COLOMBO (AFP) - A United Nations panel has ruled that the jailing of former Maldives president Mohamed Nasheed was illegal and called for his immediate release, the government of the atoll nation said Thursday as it rejected the ruling.
The government said it had received a copy of the UN Working Group on Arbitrary Detention (WGAD) ruling, which has not yet been made public, and which follows a complaint by the country's first democratically elected leader.
"The opinion of the WGAD is that the complaint submitted by the former president Nasheed ought to be upheld," the government said in a statement.
"The government... does not accept the decision of the WGAD and will not be made to act on the basis of a non-binding opinion."
There was no formal word from the Geneva-based WGAD, but official sources in the UN system confirmed that some of the findings had been shared with the Maldivian government prior to a formal announcement.

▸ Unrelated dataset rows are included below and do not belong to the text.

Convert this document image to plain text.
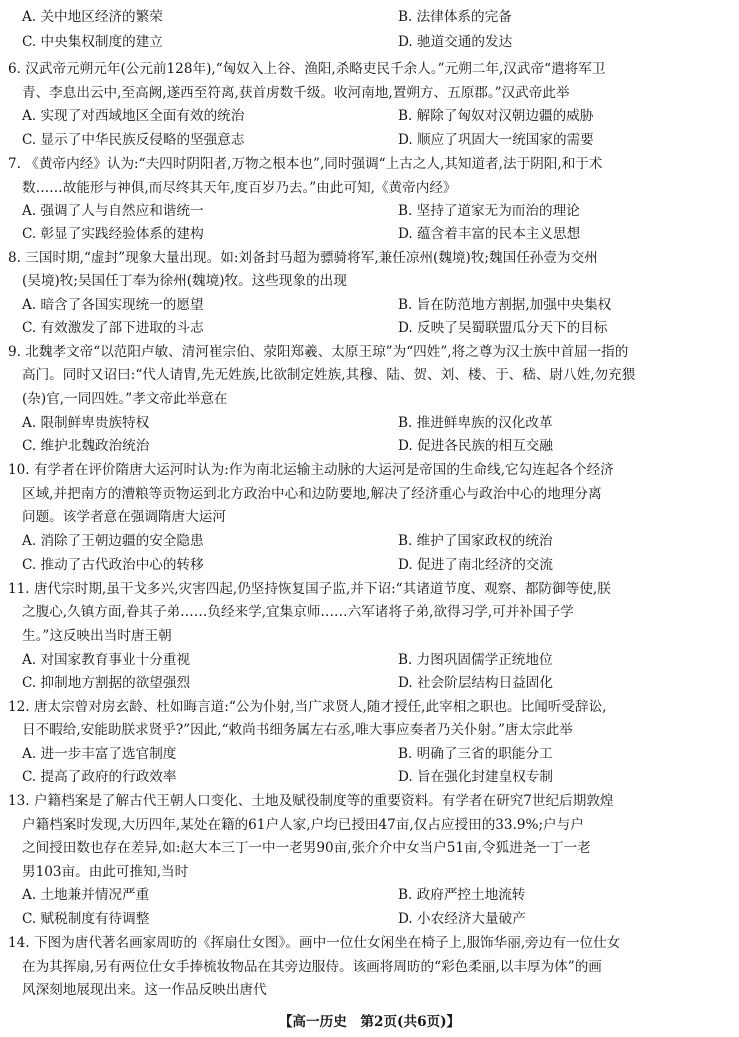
A. 关中地区经济的繁荣	B. 法律体系的完备
C. 中央集权制度的建立	D. 驰道交通的发达
6. 汉武帝元朔元年(公元前128年),“匈奴入上谷、渔阳,杀略吏民千余人。”元朔二年,汉武帝“遣将军卫
青、李息出云中,至高阙,遂西至符离,获首虏数千级。收河南地,置朔方、五原郡。”汉武帝此举
A. 实现了对西域地区全面有效的统治	B. 解除了匈奴对汉朝边疆的威胁
C. 显示了中华民族反侵略的坚强意志	D. 顺应了巩固大一统国家的需要
7. 《黄帝内经》认为:“夫四时阴阳者,万物之根本也”,同时强调“上古之人,其知道者,法于阴阳,和于术
数……故能形与神俱,而尽终其天年,度百岁乃去。”由此可知,《黄帝内经》
A. 强调了人与自然应和谐统一	B. 坚持了道家无为而治的理论
C. 彰显了实践经验体系的建构	D. 蕴含着丰富的民本主义思想
8. 三国时期,“虚封”现象大量出现。如:刘备封马超为骠骑将军,兼任凉州(魏境)牧;魏国任孙壹为交州
(吴境)牧;吴国任丁奉为徐州(魏境)牧。这些现象的出现
A. 暗含了各国实现统一的愿望	B. 旨在防范地方割据,加强中央集权
C. 有效激发了部下进取的斗志	D. 反映了吴蜀联盟瓜分天下的目标
9. 北魏孝文帝“以范阳卢敏、清河崔宗伯、荥阳郑羲、太原王琼”为“四姓”,将之尊为汉士族中首屈一指的
高门。同时又诏曰:“代人请胄,先无姓族,比欲制定姓族,其穆、陆、贺、刘、楼、于、嵇、尉八姓,勿充猥
(杂)官,一同四姓。”孝文帝此举意在
A. 限制鲜卑贵族特权	B. 推进鲜卑族的汉化改革
C. 维护北魏政治统治	D. 促进各民族的相互交融
10. 有学者在评价隋唐大运河时认为:作为南北运输主动脉的大运河是帝国的生命线,它勾连起各个经济
区域,并把南方的漕粮等贡物运到北方政治中心和边防要地,解决了经济重心与政治中心的地理分离
问题。该学者意在强调隋唐大运河
A. 消除了王朝边疆的安全隐患	B. 维护了国家政权的统治
C. 推动了古代政治中心的转移	D. 促进了南北经济的交流
11. 唐代宗时期,虽干戈多兴,灾害四起,仍坚持恢复国子监,并下诏:“其诸道节度、观察、都防御等使,朕
之腹心,久镇方面,眷其子弟……负经来学,宜集京师……六军诸将子弟,欲得习学,可并补国子学
生。”这反映出当时唐王朝
A. 对国家教育事业十分重视	B. 力图巩固儒学正统地位
C. 抑制地方割据的欲望强烈	D. 社会阶层结构日益固化
12. 唐太宗曾对房玄龄、杜如晦言道:“公为仆射,当广求贤人,随才授任,此宰相之职也。比闻听受辞讼,
日不暇给,安能助朕求贤乎?”因此,“敕尚书细务属左右丞,唯大事应奏者乃关仆射。”唐太宗此举
A. 进一步丰富了选官制度	B. 明确了三省的职能分工
C. 提高了政府的行政效率	D. 旨在强化封建皇权专制
13. 户籍档案是了解古代王朝人口变化、土地及赋役制度等的重要资料。有学者在研究7世纪后期敦煌
户籍档案时发现,大历四年,某处在籍的61户人家,户均已授田47亩,仅占应授田的33.9%;户与户
之间授田数也存在差异,如:赵大本三丁一中一老男90亩,张介介中女当户51亩,令狐进尧一丁一老
男103亩。由此可推知,当时
A. 土地兼并情况严重	B. 政府严控土地流转
C. 赋税制度有待调整	D. 小农经济大量破产
14. 下图为唐代著名画家周昉的《挥扇仕女图》。画中一位仕女闲坐在椅子上,服饰华丽,旁边有一位仕女
在为其挥扇,另有两位仕女手捧梳妆物品在其旁边服侍。该画将周昉的“彩色柔丽,以丰厚为体”的画
风深刻地展现出来。这一作品反映出唐代
【高一历史　第2页(共6页)】
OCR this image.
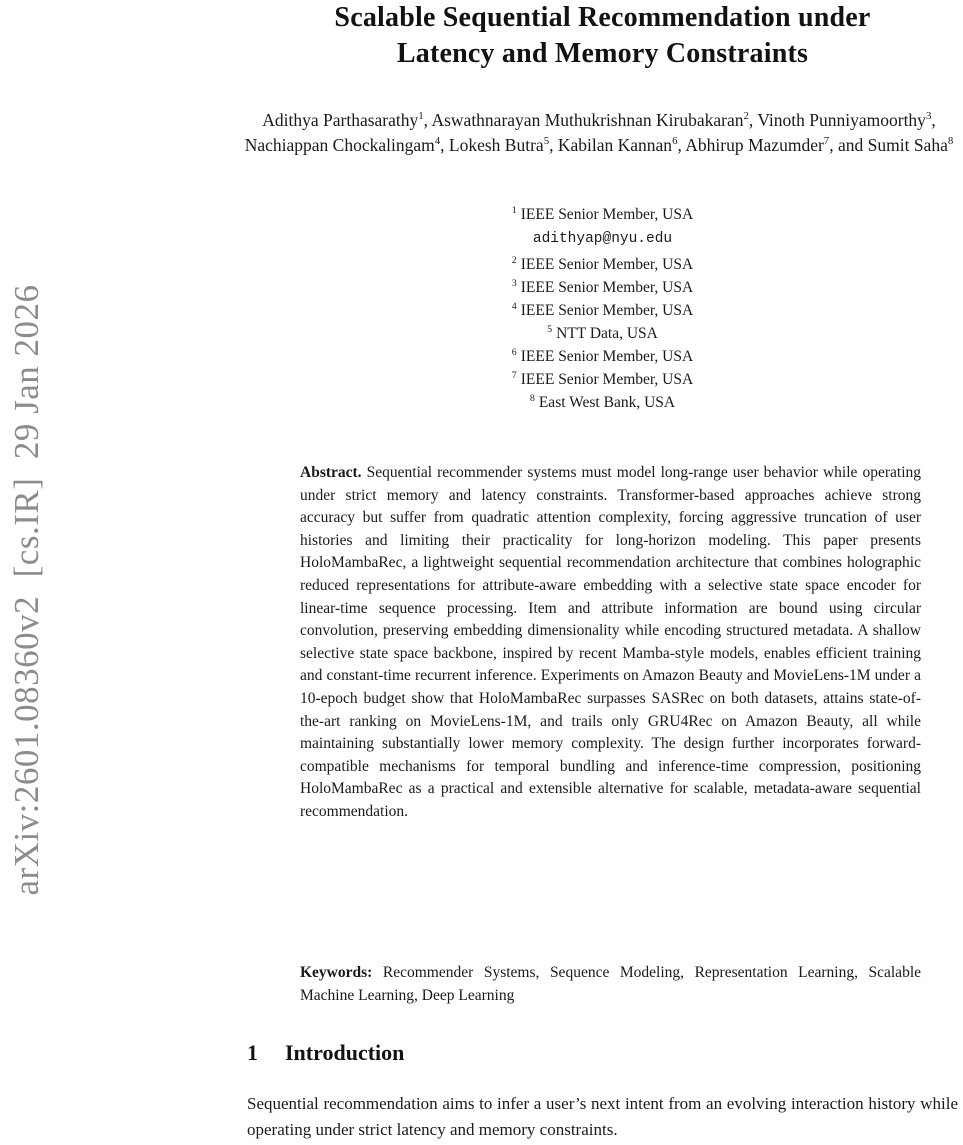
arXiv:2601.08360v2  [cs.IR]  29 Jan 2026
Scalable Sequential Recommendation under
Latency and Memory Constraints
Adithya Parthasarathy$^1$, Aswathnarayan Muthukrishnan Kirubakaran$^2$, Vinoth Punniyamoorthy$^3$, Nachiappan Chockalingam$^4$, Lokesh Butra$^5$, Kabilan Kannan$^6$, Abhirup Mazumder$^7$, and Sumit Saha$^8$
$^1$ IEEE Senior Member, USA
adithyap@nyu.edu
$^2$ IEEE Senior Member, USA
$^3$ IEEE Senior Member, USA
$^4$ IEEE Senior Member, USA
$^5$ NTT Data, USA
$^6$ IEEE Senior Member, USA
$^7$ IEEE Senior Member, USA
$^8$ East West Bank, USA
Abstract. Sequential recommender systems must model long-range user behavior while operating under strict memory and latency constraints. Transformer-based approaches achieve strong accuracy but suffer from quadratic attention complexity, forcing aggressive truncation of user histories and limiting their practicality for long-horizon modeling. This paper presents HoloMambaRec, a lightweight sequential recommendation architecture that combines holographic reduced representations for attribute-aware embedding with a selective state space encoder for linear-time sequence processing. Item and attribute information are bound using circular convolution, preserving embedding dimensionality while encoding structured metadata. A shallow selective state space backbone, inspired by recent Mamba-style models, enables efficient training and constant-time recurrent inference. Experiments on Amazon Beauty and MovieLens-1M under a 10-epoch budget show that HoloMambaRec surpasses SASRec on both datasets, attains state-of-the-art ranking on MovieLens-1M, and trails only GRU4Rec on Amazon Beauty, all while maintaining substantially lower memory complexity. The design further incorporates forward-compatible mechanisms for temporal bundling and inference-time compression, positioning HoloMambaRec as a practical and extensible alternative for scalable, metadata-aware sequential recommendation.
Keywords: Recommender Systems, Sequence Modeling, Representation Learning, Scalable Machine Learning, Deep Learning
1 Introduction

Sequential recommendation aims to infer a user’s next intent from an evolving interaction history while operating under strict latency and memory constraints.
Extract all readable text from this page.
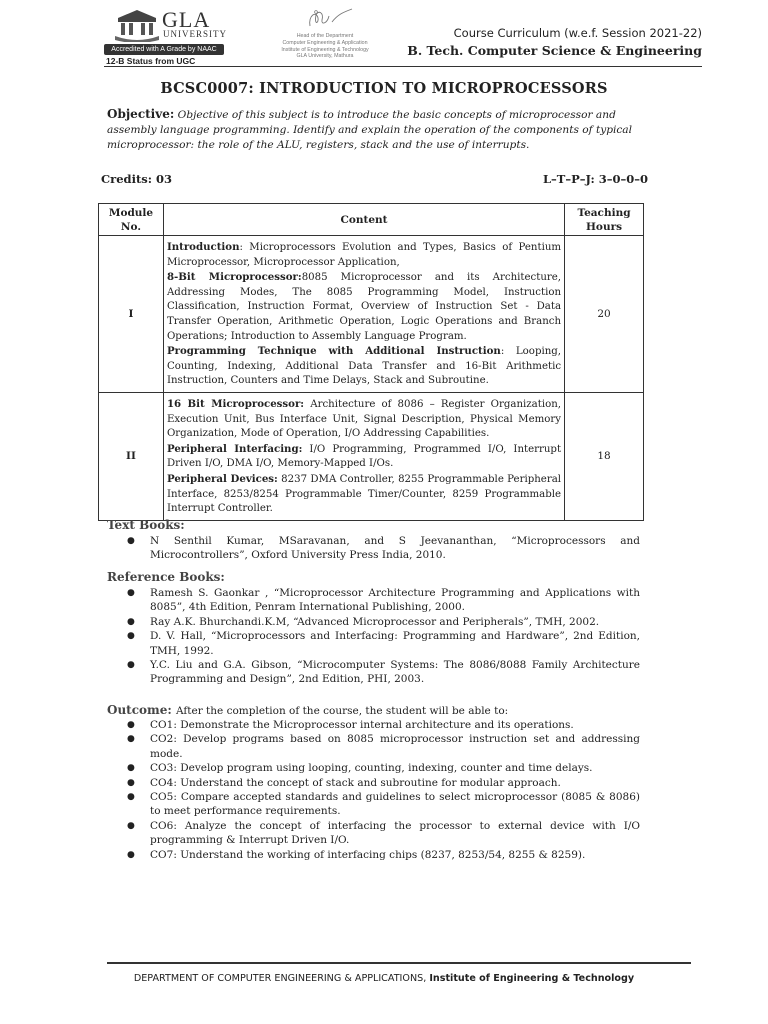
GLA
UNIVERSITY
Accredited with A Grade by NAAC
12-B Status from UGC
Head of the Department
Computer Engineering & Application
Institute of Engineering & Technology
GLA University, Mathura
Course Curriculum (w.e.f. Session 2021-22)
B. Tech. Computer Science & Engineering
BCSC0007: INTRODUCTION TO MICROPROCESSORS
Objective: Objective of this subject is to introduce the basic concepts of microprocessor and assembly language programming. Identify and explain the operation of the components of typical microprocessor: the role of the ALU, registers, stack and the use of interrupts.
Credits: 03	L–T–P–J: 3–0–0–0
Module No.	Content	Teaching Hours
I	Introduction: Microprocessors Evolution and Types, Basics of Pentium Microprocessor, Microprocessor Application,

8-Bit Microprocessor:8085 Microprocessor and its Architecture, Addressing Modes, The 8085 Programming Model, Instruction Classification, Instruction Format, Overview of Instruction Set - Data Transfer Operation, Arithmetic Operation, Logic Operations and Branch Operations; Introduction to Assembly Language Program.

Programming Technique with Additional Instruction: Looping, Counting, Indexing, Additional Data Transfer and 16-Bit Arithmetic Instruction, Counters and Time Delays, Stack and Subroutine.	20
II	16 Bit Microprocessor: Architecture of 8086 – Register Organization, Execution Unit, Bus Interface Unit, Signal Description, Physical Memory Organization, Mode of Operation, I/O Addressing Capabilities.

Peripheral Interfacing: I/O Programming, Programmed I/O, Interrupt Driven I/O, DMA I/O, Memory-Mapped I/Os.

Peripheral Devices: 8237 DMA Controller, 8255 Programmable Peripheral Interface, 8253/8254 Programmable Timer/Counter, 8259 Programmable Interrupt Controller.	18
Text Books:
● N Senthil Kumar, MSaravanan, and S Jeevananthan, “Microprocessors and Microcontrollers”, Oxford University Press India, 2010.
Reference Books:
● Ramesh S. Gaonkar , “Microprocessor Architecture Programming and Applications with 8085”, 4th Edition, Penram International Publishing, 2000.
● Ray A.K. Bhurchandi.K.M, “Advanced Microprocessor and Peripherals”, TMH, 2002.
● D. V. Hall, “Microprocessors and Interfacing: Programming and Hardware”, 2nd Edition, TMH, 1992.
● Y.C. Liu and G.A. Gibson, “Microcomputer Systems: The 8086/8088 Family Architecture Programming and Design”, 2nd Edition, PHI, 2003.
Outcome: After the completion of the course, the student will be able to:
● CO1: Demonstrate the Microprocessor internal architecture and its operations.
● CO2: Develop programs based on 8085 microprocessor instruction set and addressing mode.
● CO3: Develop program using looping, counting, indexing, counter and time delays.
● CO4: Understand the concept of stack and subroutine for modular approach.
● CO5: Compare accepted standards and guidelines to select microprocessor (8085 & 8086) to meet performance requirements.
● CO6: Analyze the concept of interfacing the processor to external device with I/O programming & Interrupt Driven I/O.
● CO7: Understand the working of interfacing chips (8237, 8253/54, 8255 & 8259).
DEPARTMENT OF COMPUTER ENGINEERING & APPLICATIONS, Institute of Engineering & Technology
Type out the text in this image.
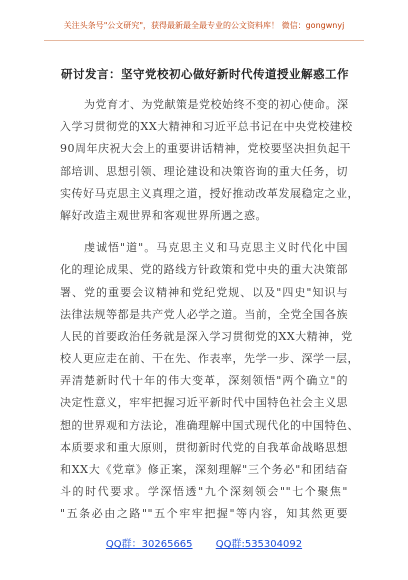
关注头条号"公文研究"，获得最新最全最专业的公文资料库！ 微信：gongwnyj
研讨发言：坚守党校初心做好新时代传道授业解惑工作
为党育才、为党献策是党校始终不变的初心使命。深
入学习贯彻党的XX大精神和习近平总书记在中央党校建校
90周年庆祝大会上的重要讲话精神，党校要坚决担负起干
部培训、思想引领、理论建设和决策咨询的重大任务，切
实传好马克思主义真理之道，授好推动改革发展稳定之业，
解好改造主观世界和客观世界所遇之惑。
虔诚悟"道"。马克思主义和马克思主义时代化中国
化的理论成果、党的路线方针政策和党中央的重大决策部
署、党的重要会议精神和党纪党规、以及"四史"知识与
法律法规等都是共产党人必学之道。当前，全党全国各族
人民的首要政治任务就是深入学习贯彻党的XX大精神，党
校人更应走在前、干在先、作表率，先学一步、深学一层，
弄清楚新时代十年的伟大变革，深刻领悟"两个确立"的
决定性意义，牢牢把握习近平新时代中国特色社会主义思
想的世界观和方法论，准确理解中国式现代化的中国特色、
本质要求和重大原则，贯彻新时代党的自我革命战略思想
和XX大《党章》修正案，深刻理解"三个务必"和团结奋
斗的时代要求。学深悟透"九个深刻领会""七个聚焦"
"五条必由之路""五个牢牢把握"等内容，知其然更要
QQ群：30265665 QQ群:535304092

Nasheed's international lawyers said they will have the full UN ruling by Monday when they hope to make it public at a press conference scheduled in London.
Nasheed was jailed for 13 years earlier this year on terror charges related to the arrest of an allegedly corrupt judge when he was still president in 2012.
The UN has said his trial was seriously flawed, and his 13-year jail sentence was commuted to house arrest in July.
But last month police took him back to prison, in a surprise move that drew fresh criticism from the UN and the United States.
Last month his London-based barrister Amal Clooney and Washington-based lawyer Jared Genser travelled to the Maldives to press for his release.
"Today, with WGAD decision, the question has changed from if Nasheed will be freed to when - huge step forward to mobilising global action," tweeted Genser on Thursday.
Faced with mounting international pressure, the Maldivian authorities have tried to distance themselves from the controversial judgement, saying that the state will take the unusual step of appealing his conviction.
It has hired another high-profile London barrister Cherie Booth, as its representative.
The nation of 1,192 tiny coral islands scattered across the equator depends on upmarket tourism.
However, its image has suffered in recent years due to prolonged political unrest.
Nasheed was the country's first democratically elected leader. He ruled from 2008 to February 2012, when he was forced to resign following a mutiny by police and troops.